We’ve had a wonderful time producing Celebrity Name Game and we are exceptionally proud of its three seasons in syndication,” said Jennifer Mullin, Co-CEO of FremantleMedia North America. “While we are not renewing in syndication at this time, it is a format we believe in. We are thankful to our loyal audience, our celebrity guests, the incredibly talented Craig Ferguson, our partners at DebmarMercury and Coquette, and our crew — whose passion for this series has been unparalleled.”

Celebrity Name Game, which will complete its third season, is not doing too bad in the ratings; it is in the middle of the first-run syndication pack, most recently posting a weekly 1.4 household rating, up 8% and 0.7 in the key women 25-54 demographic. But the numbers were not strong enough to justify another year, which is the case for high-end strips. The first two seasons earned Ferguson two consecutive Daytime Emmy Awards for best game show host.

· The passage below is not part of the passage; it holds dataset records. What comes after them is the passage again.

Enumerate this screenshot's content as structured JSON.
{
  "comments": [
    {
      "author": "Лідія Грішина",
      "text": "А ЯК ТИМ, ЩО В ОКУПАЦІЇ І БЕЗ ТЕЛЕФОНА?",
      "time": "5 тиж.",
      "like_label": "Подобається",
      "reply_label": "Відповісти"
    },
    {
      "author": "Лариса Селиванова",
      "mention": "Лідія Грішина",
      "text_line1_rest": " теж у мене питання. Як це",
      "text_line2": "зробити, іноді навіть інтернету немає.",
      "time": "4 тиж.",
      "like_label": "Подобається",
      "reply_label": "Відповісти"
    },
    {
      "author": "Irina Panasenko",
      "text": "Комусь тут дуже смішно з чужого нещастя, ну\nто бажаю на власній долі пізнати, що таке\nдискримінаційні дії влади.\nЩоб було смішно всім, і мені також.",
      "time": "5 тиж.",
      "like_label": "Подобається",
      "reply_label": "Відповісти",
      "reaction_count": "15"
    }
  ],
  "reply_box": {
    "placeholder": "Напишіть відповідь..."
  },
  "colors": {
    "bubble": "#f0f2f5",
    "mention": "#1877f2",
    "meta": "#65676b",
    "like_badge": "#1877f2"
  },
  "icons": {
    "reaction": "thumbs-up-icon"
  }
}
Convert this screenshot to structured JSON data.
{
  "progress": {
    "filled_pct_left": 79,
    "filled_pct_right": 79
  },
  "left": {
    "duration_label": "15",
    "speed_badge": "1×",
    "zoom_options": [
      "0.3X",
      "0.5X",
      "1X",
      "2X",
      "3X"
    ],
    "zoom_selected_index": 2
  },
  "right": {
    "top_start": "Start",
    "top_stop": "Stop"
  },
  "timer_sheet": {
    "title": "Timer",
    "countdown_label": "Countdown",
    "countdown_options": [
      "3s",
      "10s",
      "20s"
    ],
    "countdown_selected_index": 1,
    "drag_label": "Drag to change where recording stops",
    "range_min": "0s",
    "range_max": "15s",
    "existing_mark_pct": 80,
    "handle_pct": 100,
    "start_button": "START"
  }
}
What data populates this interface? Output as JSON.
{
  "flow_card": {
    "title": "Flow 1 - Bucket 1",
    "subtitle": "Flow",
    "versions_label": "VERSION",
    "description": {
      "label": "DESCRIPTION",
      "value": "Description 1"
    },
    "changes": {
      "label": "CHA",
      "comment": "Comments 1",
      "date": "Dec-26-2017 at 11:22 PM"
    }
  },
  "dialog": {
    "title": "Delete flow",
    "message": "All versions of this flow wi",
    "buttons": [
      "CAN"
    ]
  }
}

“We’re incredibly proud of Celebrity Name Game and grateful to the terrific fan base that has supported the show for three seasons,” said Mort Marcus and Ira Bernstein, co-presidents of Debmar-Mercury. “We thank everyone who has contributed to its run, including Craig Ferguson, the show’s extraordinary host who received two Daytime Emmy Awards in recognition of his talent, our amazing partners at FremantleMedia North America, Courteney Cox, David Arquette, their creative collaborators and the outstanding production team.”

It has been a tough environment for new syndicated shows as fewer and fewer high-profile new strips join the fray and most of those who do don’t last. This fall’s lone freshman, talk show Harry, most recently drew a 1.1 HH rating and 0.6 in women 25-54.

Celebrity Name Game pairs celebrities with contestants as they improvise clues to identify as many correct answers as possible in a given time period. The answers aren’t just celebrity names but range from actors, singers, athletes and pop culture figures to places, brands, books, TV shows, movies, foods and cartoon characters. Consisting of two competitive speed rounds followed by a third round where Ferguson provides the clues, teams must then face a broad mix of clues and categories ranging from a single letter to a real-life tweet from a celebrity as they enter into the final $20,000 round.

Celebrity Name Game was developed by Coquette Prods. based on the popular board game Identity Crisis created by Laura Robinson and Richard Gerrits of North 44 Productions. In addition to Cox and Arquette, executive producers include FMNA’s Mullin and veteran showrunner Scott St. John.